Cancer is you. That may sound harsh, but stick with me here. It is a combination of your decisions, genetics, environment, and emotions. It is YOUR cells. It is not an outside entity, not a disease contracted on a trip to the Colombian rainforest.

This is a really important thing to recognize, accept, and eventually embrace. Too often, we see our cancer as something out of our control, something that happened to us, and something that we have no influence over. Cancer is always tragic, and can often feel unfair, but that attitude can be debilitating in the fight for life.

Everybody has cells that mutate, but some unique combination of circumstances caused our immune systems to stop seeing these cells, and thus allow them to grow. It took a million little moments and decisions that allowed our bodies to develop that first mutated cell that our immune system missed. That may feel overwhelming, but if we can accept that, we open up the door to the very next truth, which leads to hope: We have a million moments ahead of us to change.

Think about that for a moment. Let the gravity of that truth sink in. From this moment forward, we have the ability to change our course. Whatever series of decisions or circumstances that allowed our cancer to grow in the first plan can be changed moving forward. We can take the things that we DO have control over, like our environment, our diet, our emotions, and our spiritual condition, and we can make changes that help our bodies develop a robust and mature internal defense system.

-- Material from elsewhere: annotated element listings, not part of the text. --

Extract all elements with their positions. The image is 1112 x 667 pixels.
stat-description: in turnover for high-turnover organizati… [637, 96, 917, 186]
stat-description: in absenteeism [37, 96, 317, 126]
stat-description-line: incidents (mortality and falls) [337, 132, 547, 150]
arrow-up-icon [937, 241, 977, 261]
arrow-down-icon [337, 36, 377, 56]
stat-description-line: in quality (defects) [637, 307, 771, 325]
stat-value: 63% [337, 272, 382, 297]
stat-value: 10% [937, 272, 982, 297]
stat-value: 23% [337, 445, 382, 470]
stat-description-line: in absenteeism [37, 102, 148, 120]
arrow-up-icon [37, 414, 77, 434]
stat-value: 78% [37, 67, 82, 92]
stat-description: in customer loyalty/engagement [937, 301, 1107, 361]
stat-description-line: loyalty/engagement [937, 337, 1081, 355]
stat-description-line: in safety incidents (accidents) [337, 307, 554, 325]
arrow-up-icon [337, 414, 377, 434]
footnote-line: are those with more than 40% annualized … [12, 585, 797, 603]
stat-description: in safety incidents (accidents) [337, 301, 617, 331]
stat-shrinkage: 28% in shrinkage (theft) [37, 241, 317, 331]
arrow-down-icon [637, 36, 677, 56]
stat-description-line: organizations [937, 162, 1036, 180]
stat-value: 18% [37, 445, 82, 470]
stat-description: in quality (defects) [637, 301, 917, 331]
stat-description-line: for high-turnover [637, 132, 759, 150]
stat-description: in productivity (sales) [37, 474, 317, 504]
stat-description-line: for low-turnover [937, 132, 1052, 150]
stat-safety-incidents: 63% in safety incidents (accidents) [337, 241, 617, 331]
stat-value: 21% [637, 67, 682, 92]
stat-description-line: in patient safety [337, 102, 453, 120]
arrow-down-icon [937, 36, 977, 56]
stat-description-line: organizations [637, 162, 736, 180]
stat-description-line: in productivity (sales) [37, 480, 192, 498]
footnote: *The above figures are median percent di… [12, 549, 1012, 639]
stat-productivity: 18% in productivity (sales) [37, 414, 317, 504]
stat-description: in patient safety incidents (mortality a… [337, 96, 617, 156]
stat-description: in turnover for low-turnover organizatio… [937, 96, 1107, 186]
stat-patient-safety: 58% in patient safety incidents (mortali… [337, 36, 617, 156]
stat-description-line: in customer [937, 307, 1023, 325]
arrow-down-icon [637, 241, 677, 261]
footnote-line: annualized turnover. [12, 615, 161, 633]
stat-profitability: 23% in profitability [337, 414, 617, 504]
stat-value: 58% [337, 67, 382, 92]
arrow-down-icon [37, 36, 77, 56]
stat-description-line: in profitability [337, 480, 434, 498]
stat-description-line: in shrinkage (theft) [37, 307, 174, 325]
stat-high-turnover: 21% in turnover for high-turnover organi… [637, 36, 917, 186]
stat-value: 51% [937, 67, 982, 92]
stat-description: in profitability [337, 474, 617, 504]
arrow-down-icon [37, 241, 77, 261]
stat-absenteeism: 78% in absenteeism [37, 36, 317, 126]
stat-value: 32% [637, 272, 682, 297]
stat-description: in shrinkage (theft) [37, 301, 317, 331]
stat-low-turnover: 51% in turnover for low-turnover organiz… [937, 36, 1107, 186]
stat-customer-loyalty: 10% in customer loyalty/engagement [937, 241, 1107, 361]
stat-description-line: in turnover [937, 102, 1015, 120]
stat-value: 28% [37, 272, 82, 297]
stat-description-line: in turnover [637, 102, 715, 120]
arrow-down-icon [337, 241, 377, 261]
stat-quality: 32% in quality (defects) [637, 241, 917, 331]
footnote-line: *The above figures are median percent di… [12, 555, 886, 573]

If Cancer is You, then what do you do with any other malady your physical body has been through? If you’re overweight, you exercise. If you have a broken leg, you cast it to allow it to heal. If you have a gluten allergy, you change your diet. All we are proposing is that we treat our cancer the same way…by asking: What can I do different to improve my situation?

That is what Rachel and I are passionate about: Helping ourselves and others learn about the ways we can contribute to our own recovery from our cancer.